Snapping up online courses when they’re on sale but never getting around to taking them has inspired memes among budding computer coders.

It’s the academic equivalent of signing up for a gym membership in January in the burst of new-year’s-resolution optimism and then rarely going to work out.

The trend has also inspired deal-hunters looking to get course materials for as cheap as possible, or even free. One Reddit group is devoted to sharing links to coupon codes for free Udemy courses. (A recent post urged, “Coupons might expire anytime, so enroll as soon as possible to get the courses for FREE.”)

Gregg Coccari, the CEO of Udemy, says that since its platform allows almost anyone to create a video course, just as YouTue allows any user to upload video, that it is up to instructors on whether to use coupons or to temporarily make their courses free to drive interest. He points out that the platform’s search algorithm favors courses with more students, so professors have an incentive to encourage bulk registration.

Coccari defends the model as one that pushes providers to make their courses affordable and to continually update their content to get better reviews from students. “There’s a huge amount of upgrading,” he says of the courses on Udemy. “Sixty-three percent of our top 1,800 courses were updated in the last 90 days. They want to make the content better and better over time so they get more views and they make more money.”

Because anyone can post, though, courses on popular topics are incredibly competitive. For instance, there are more than 1,000 Udemy courses about coding in the computer language Python. “The top 10 will be amazing because they’re competing with all those other ones,” says Coccari. “You have to be a very good teacher to be up in the top 10.” Nineteen instructors made more than $1 million last year, he adds. As on other user-generated platforms, such big earners are the outlier, not the norm, with many making little or no income (or choosing to make their courses free all the time).

To some academics, the trend is a long-predicted impact of commodifying higher education that will lead students to view college as less about a relationship with an instructor and more about the attainment of a fixed set of knowledge for as low a price as possible. That was one prediction of the late David Noble, a critic of edtech, in the 1997 essay “Digital Diploma Mills: The Automation of Higher Education.”

Noble also worried about the impact online instruction and commodification would have on professors—and almost presaged the Udemy course update model. “With the commoditization of instruction, teachers as labor are drawn into a production process designed for the efficient creation of instructional commodities, and hence become subject to all the pressures that have befallen production workers in other industries undergoing rapid technological transformation from above,” he wrote of professors working at colleges, which were just starting offering courses and programs online at the time.
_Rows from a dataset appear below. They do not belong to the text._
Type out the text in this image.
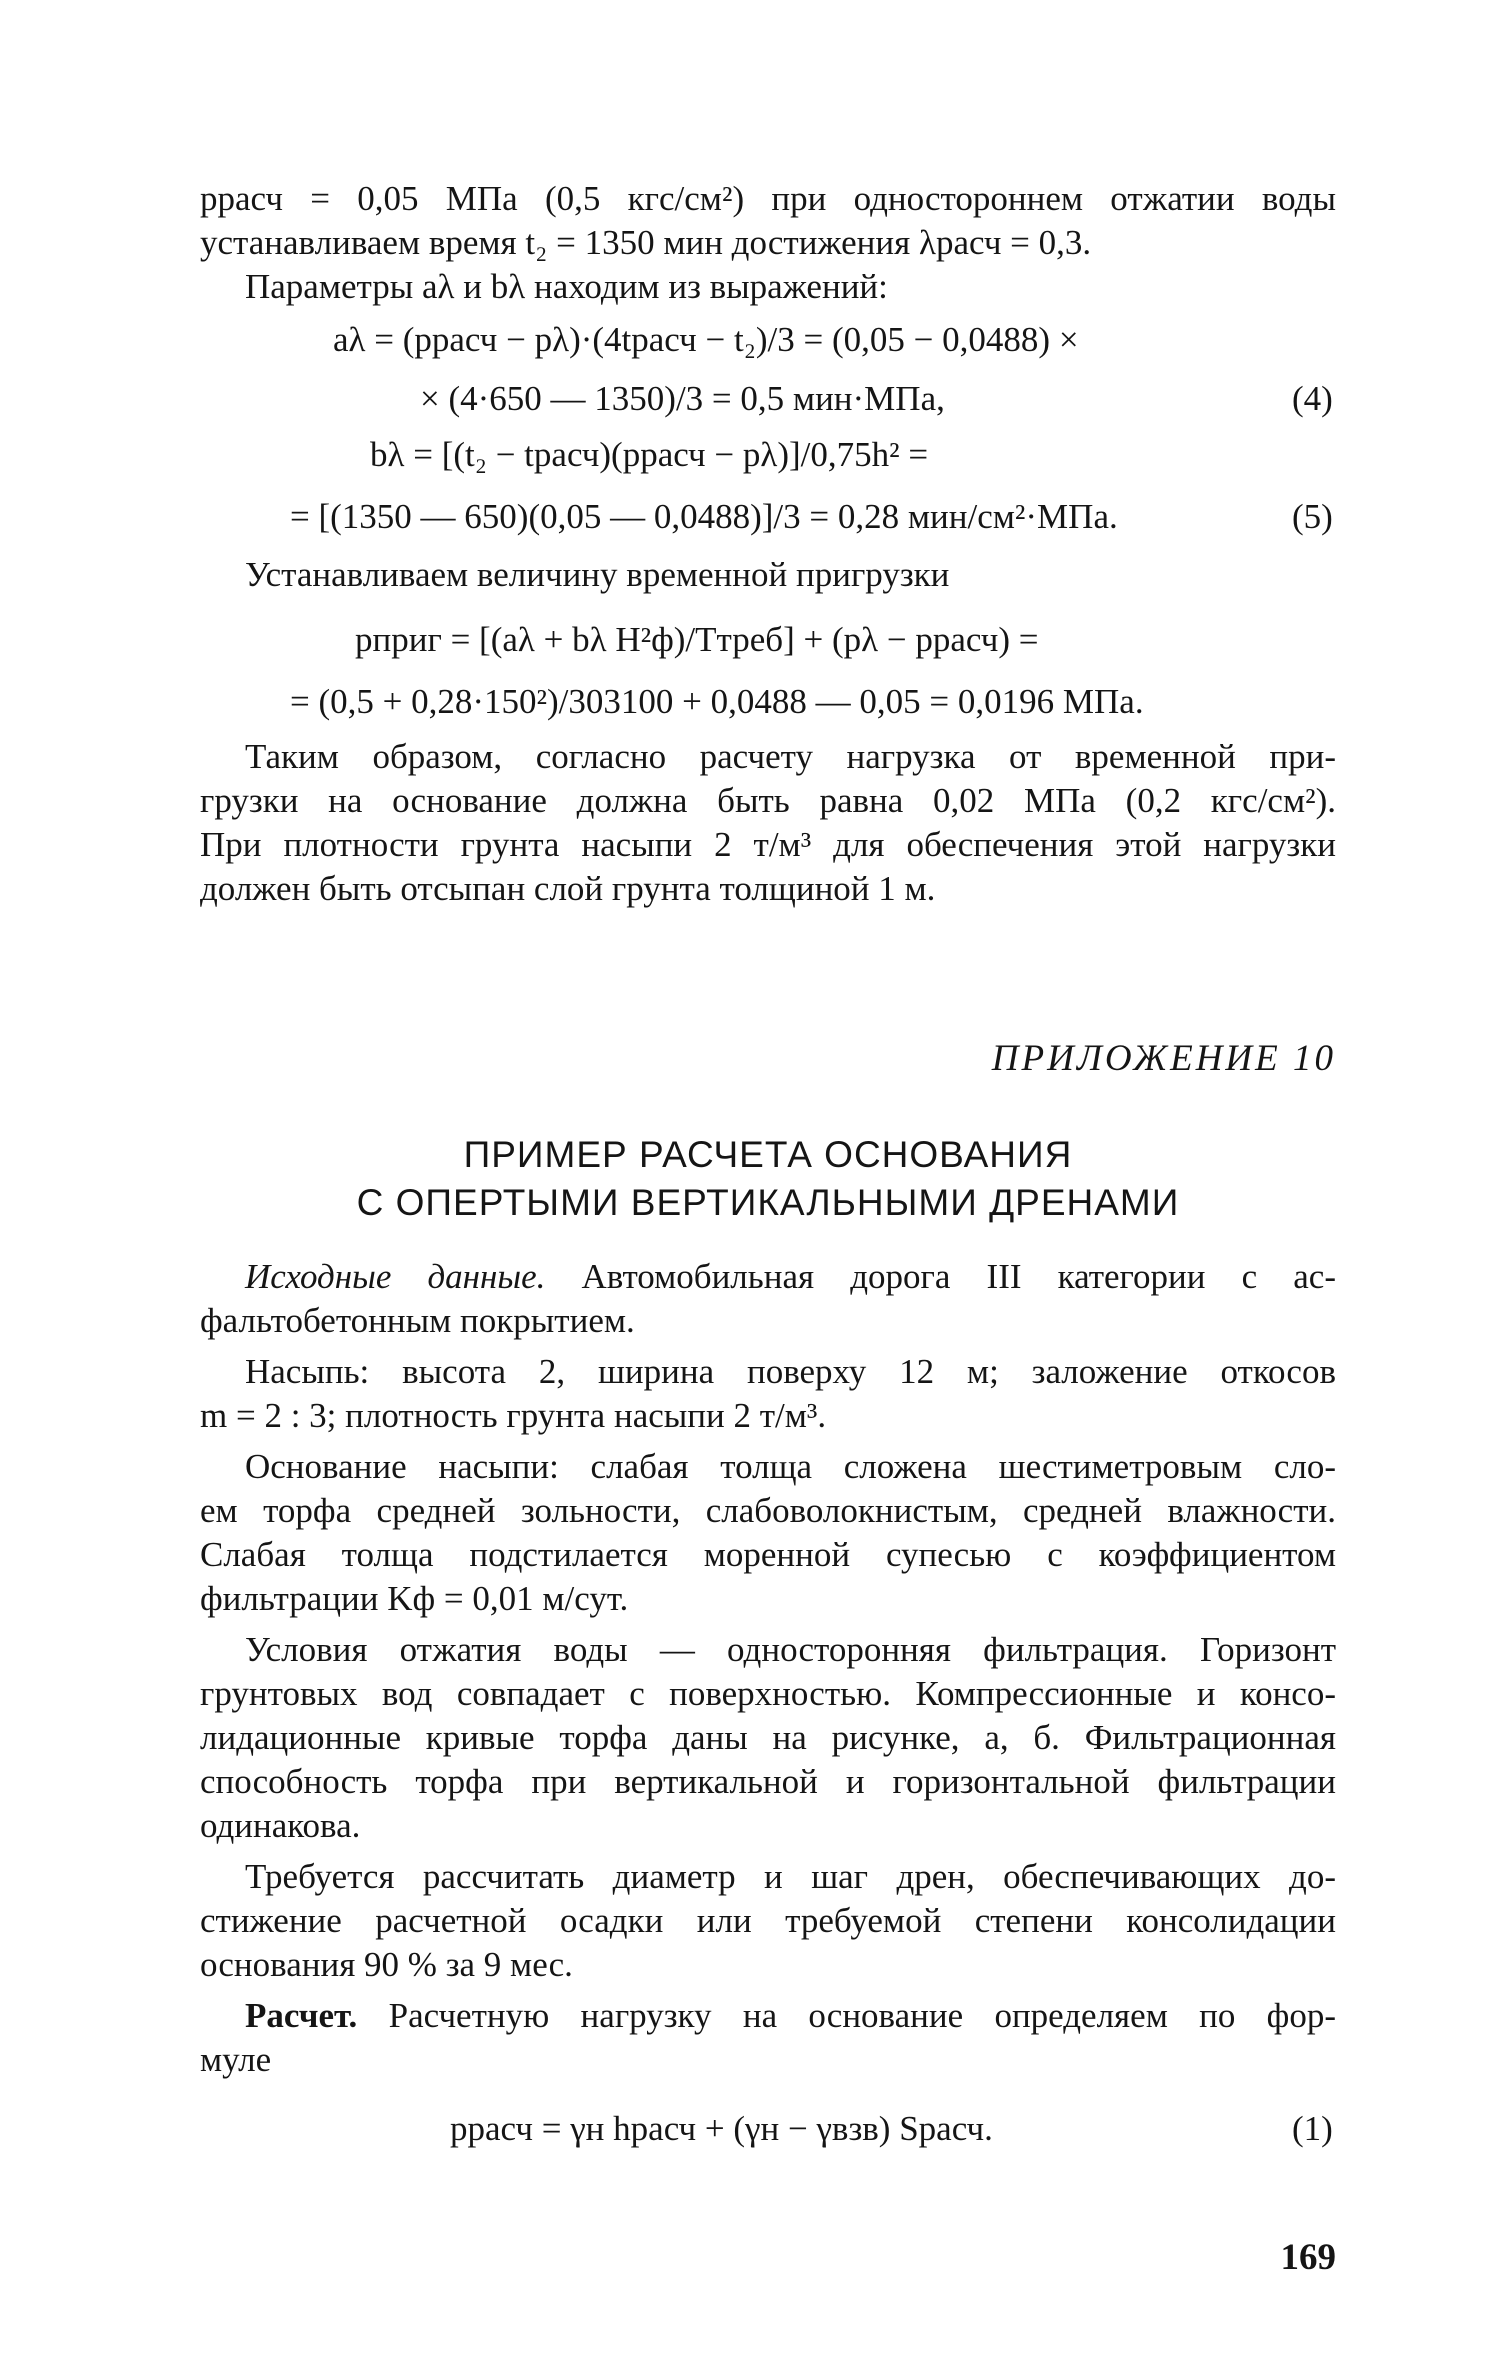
pрасч = 0,05 МПа (0,5 кгс/см²) при одностороннем отжатии воды
устанавливаем время t₂ = 1350 мин достижения λрасч = 0,3.
Параметры aλ и bλ находим из выражений:
aλ = (pрасч − pλ)·(4tрасч − t₂)/3 = (0,05 − 0,0488) ×
× (4·650 — 1350)/3 = 0,5 мин·МПа,	(4)
bλ = [(t₂ − tрасч)(pрасч − pλ)]/0,75h² =
= [(1350 — 650)(0,05 — 0,0488)]/3 = 0,28 мин/см²·МПа.	(5)
Устанавливаем величину временной пригрузки
pприг = [(aλ + bλ H²ф)/Tтреб] + (pλ − pрасч) =
= (0,5 + 0,28·150²)/303100 + 0,0488 — 0,05 = 0,0196 МПа.
Таким образом, согласно расчету нагрузка от временной при-
грузки на основание должна быть равна 0,02 МПа (0,2 кгс/см²).
При плотности грунта насыпи 2 т/м³ для обеспечения этой нагрузки
должен быть отсыпан слой грунта толщиной 1 м.
ПРИЛОЖЕНИЕ 10
ПРИМЕР РАСЧЕТА ОСНОВАНИЯ
С ОПЕРТЫМИ ВЕРТИКАЛЬНЫМИ ДРЕНАМИ
Исходные данные. Автомобильная дорога III категории с ас-
фальтобетонным покрытием.
Насыпь: высота 2, ширина поверху 12 м; заложение откосов
m = 2 : 3; плотность грунта насыпи 2 т/м³.
Основание насыпи: слабая толща сложена шестиметровым сло-
ем торфа средней зольности, слабоволокнистым, средней влажности.
Слабая толща подстилается моренной супесью с коэффициентом
фильтрации Kф = 0,01 м/сут.
Условия отжатия воды — односторонняя фильтрация. Горизонт
грунтовых вод совпадает с поверхностью. Компрессионные и консо-
лидационные кривые торфа даны на рисунке, а, б. Фильтрационная
способность торфа при вертикальной и горизонтальной фильтрации
одинакова.
Требуется рассчитать диаметр и шаг дрен, обеспечивающих до-
стижение расчетной осадки или требуемой степени консолидации
основания 90 % за 9 мес.
Расчет. Расчетную нагрузку на основание определяем по фор-
муле
pрасч = γн hрасч + (γн − γвзв) Sрасч.	(1)
169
“In this context faculty have much more in common with the historic plight of other skilled workers than they care to acknowledge. Like these others, their activity is being restructured, via the technology, in order to reduce their autonomy, independence, and control over their work and to place workplace knowledge and control as much as possible into the hands of the administration. As in other industries, the technology is being deployed by management primarily to discipline, deskill, and displace labor.”

Of course, colleges and universities still don’t offer coupons or limited time offers for their in-person courses (though some argue that many scholarships are essentially coupons in disguise). But online education has brought new marketing practices that emphasize the student as a customer.

Whether that ends up helping accessibility (through lower prices) or diminishing quality and how seriously students take the learning process, or a mix of both, is still up for debate.